Il racconto della sorella Rosanna:
«Così Floralba sacrificò la vita»

«L'Africa era ormai il suo vero mondo, a cui ha offerto la sua vita, opera, fede e carità. Quando tornava qui da noi a Pedrengo, la sua mente era sempre a Kikwit. Ci aveva detto che, alla sua morte, non voleva essere sepolta in Italia, ma in terra africana».

«L'Africa era ormai il suo vero mondo, a cui ha offerto la sua vita, opera, fede e carità. Quando tornava qui da noi a Pedrengo, la sua mente era sempre a Kikwit. Ci aveva categoricamente avvisati che, alla sua morte, non voleva essere sepolta in Italia, ma in terra africana. Ha molto amato l'Africa e la sua gente, ma è stata altrettanto riamata». Rosanna Rondi ricorda così la sorella suor Floralba, la prima delle sei Poverelle a cadere vittima del virus Ebola il 25 aprile 1995 nell'ospedale di Kikwit, nell'attuale Repubblica democratica del Congo, all'epoca chiamata Zaire.

Perché sua sorella aveva scelto l'istituto del Palazzolo?
«Da ragazza lavorava in filanda, ma parlava sempre delle missioni, fino a decidere di entrare nelle Poverelle: diceva che erano molto vicine ai più poveri e bisognosi. Poi era diventata infermiera diplomata, con una specializzazione nelle malattie tropicali, ottenuta ad Anversa. Dopo la notevole esperienza accumulata in tanti anni, faceva anche il chirurgo, quando era necessario. Quando morirono le suore, alcuni giornali scrissero che a Kikwit mancavano strutture sanitarie idonee e si lavorava nell'insicurezza. Questi giornali non sapevano che agli ospedali, benché fossero statali, non arrivavano sussidi e conseguentemente le strutture erano quello che erano. Forse che le suore dovevano respingere i malati?».

Quando sua sorella tornava in paese, raccontava del suo apostolato?
«È stata a Kikwit per ben 43 anni e fu una delle prime religiose ad avviare la casa locale. Ci parlava dei suoi giorni fra i malati in ospedale, dei tanti bisogni e della grande povertà, ma evitava di parlare della situazione politica. Quando era fra noi, che abbiamo una azienda agricola, e vedeva i sacchi di pane duro, diceva: "Ah, se li avessi per i miei bambini!". Anche quando tornava a Pedrengo la sua mente era in Congo».

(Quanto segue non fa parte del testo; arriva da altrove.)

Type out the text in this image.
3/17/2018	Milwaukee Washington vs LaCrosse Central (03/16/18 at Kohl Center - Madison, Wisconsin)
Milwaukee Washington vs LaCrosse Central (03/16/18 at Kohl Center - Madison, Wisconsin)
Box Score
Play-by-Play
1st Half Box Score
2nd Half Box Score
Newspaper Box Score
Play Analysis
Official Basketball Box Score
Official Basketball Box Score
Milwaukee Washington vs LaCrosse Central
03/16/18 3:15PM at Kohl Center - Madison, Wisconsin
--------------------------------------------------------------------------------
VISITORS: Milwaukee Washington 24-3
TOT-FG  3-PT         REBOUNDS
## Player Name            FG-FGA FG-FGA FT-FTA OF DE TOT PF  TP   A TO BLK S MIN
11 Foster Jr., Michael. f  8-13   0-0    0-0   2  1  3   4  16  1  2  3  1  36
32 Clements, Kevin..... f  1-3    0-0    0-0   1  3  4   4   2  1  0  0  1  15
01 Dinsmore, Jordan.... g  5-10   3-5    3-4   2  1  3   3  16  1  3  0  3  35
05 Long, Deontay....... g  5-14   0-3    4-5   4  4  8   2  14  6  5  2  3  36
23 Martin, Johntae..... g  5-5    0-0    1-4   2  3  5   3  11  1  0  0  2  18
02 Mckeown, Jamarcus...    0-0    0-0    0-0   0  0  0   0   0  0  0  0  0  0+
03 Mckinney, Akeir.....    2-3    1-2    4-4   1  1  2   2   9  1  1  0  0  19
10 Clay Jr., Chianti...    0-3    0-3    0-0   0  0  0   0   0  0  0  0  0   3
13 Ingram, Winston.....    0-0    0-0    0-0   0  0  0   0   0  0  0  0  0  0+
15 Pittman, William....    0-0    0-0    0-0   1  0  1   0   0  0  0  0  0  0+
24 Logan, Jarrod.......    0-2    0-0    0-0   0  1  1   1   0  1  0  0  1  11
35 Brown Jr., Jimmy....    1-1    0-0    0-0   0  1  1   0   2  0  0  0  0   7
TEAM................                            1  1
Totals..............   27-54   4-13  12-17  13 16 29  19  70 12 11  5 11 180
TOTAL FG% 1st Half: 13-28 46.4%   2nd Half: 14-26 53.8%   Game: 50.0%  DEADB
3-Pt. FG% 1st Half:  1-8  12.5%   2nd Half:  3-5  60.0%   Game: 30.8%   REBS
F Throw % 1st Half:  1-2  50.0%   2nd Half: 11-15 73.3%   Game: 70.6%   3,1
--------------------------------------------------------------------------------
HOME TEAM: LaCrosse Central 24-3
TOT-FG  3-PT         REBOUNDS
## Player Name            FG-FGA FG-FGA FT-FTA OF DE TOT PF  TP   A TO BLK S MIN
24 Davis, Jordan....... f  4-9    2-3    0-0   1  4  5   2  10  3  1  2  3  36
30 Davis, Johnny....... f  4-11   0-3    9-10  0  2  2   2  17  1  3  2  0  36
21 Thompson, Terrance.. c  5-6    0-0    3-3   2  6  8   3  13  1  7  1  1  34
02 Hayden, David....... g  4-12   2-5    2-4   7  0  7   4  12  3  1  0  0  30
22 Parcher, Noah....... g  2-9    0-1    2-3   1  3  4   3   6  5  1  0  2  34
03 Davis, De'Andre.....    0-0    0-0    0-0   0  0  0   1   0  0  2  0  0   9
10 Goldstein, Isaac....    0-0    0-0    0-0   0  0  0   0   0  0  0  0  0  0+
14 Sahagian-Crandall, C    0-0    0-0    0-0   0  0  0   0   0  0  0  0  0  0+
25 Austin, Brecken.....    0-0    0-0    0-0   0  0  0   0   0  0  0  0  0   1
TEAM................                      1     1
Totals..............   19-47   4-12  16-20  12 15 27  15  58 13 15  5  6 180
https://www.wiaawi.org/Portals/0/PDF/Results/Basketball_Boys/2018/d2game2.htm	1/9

Lei ha visitato la missione di Kikwit.
«L'opera delle suore ha dell'incredibile: sono autentiche sante del nostro tempo per carità, disponibilità e testimonianza».

Quando ha ricevuto la notizia della morte di sua sorella?
«Il giorno stesso, il 25 aprile 1995. Stava male da un po' di giorni, ma si pensava alla malaria e non al virus Ebola. Io e un'altra mia sorella siamo partite subito per Kikwit, i casi di contagio erano ancora pochi. Poi è scoppiata l'epidemia. E malgrado i pericoli, le suore hanno continuato a prodigarsi per i malati, incuranti dei rischi».

Cosa ricorda dei funerali di sua sorella?
«Furono celebrati, nella particolare liturgia africana con canti e tamburi, nella Cattedrale di Kikwit dal vescovo diocesano, che all'omelia ha elogiato l'opera di mia sorella. La gente presente era tantissima e parlava con affetto e riconoscenza di mia sorella. Tutto questo ci ha molto consolato. E soltanto dopo la sua morte abbiamo scoperto anche la sua ricchezza spirituale: ci hanno detto che, dopo ore di sala operatoria, entrava in chiesa, dove si fermava anche per delle ore per pregare il Signore a cui aveva offerto la sua vita. A chi la invitava a riposarsi un po', rispondeva che pregare era la sua forza di vita».

Anche la comunità di Pedrengo ha posto un segno per ricordare questa sua figlia.
«Accanto alla chiesa è stata collocata una lapide con incisi anche una frase del Beato don Luigi Maria Palazzolo e l'invito alla comunità di Pedrengo a ricordare, ascoltare e prendere a modello la mia povera sorella, vittima della carità».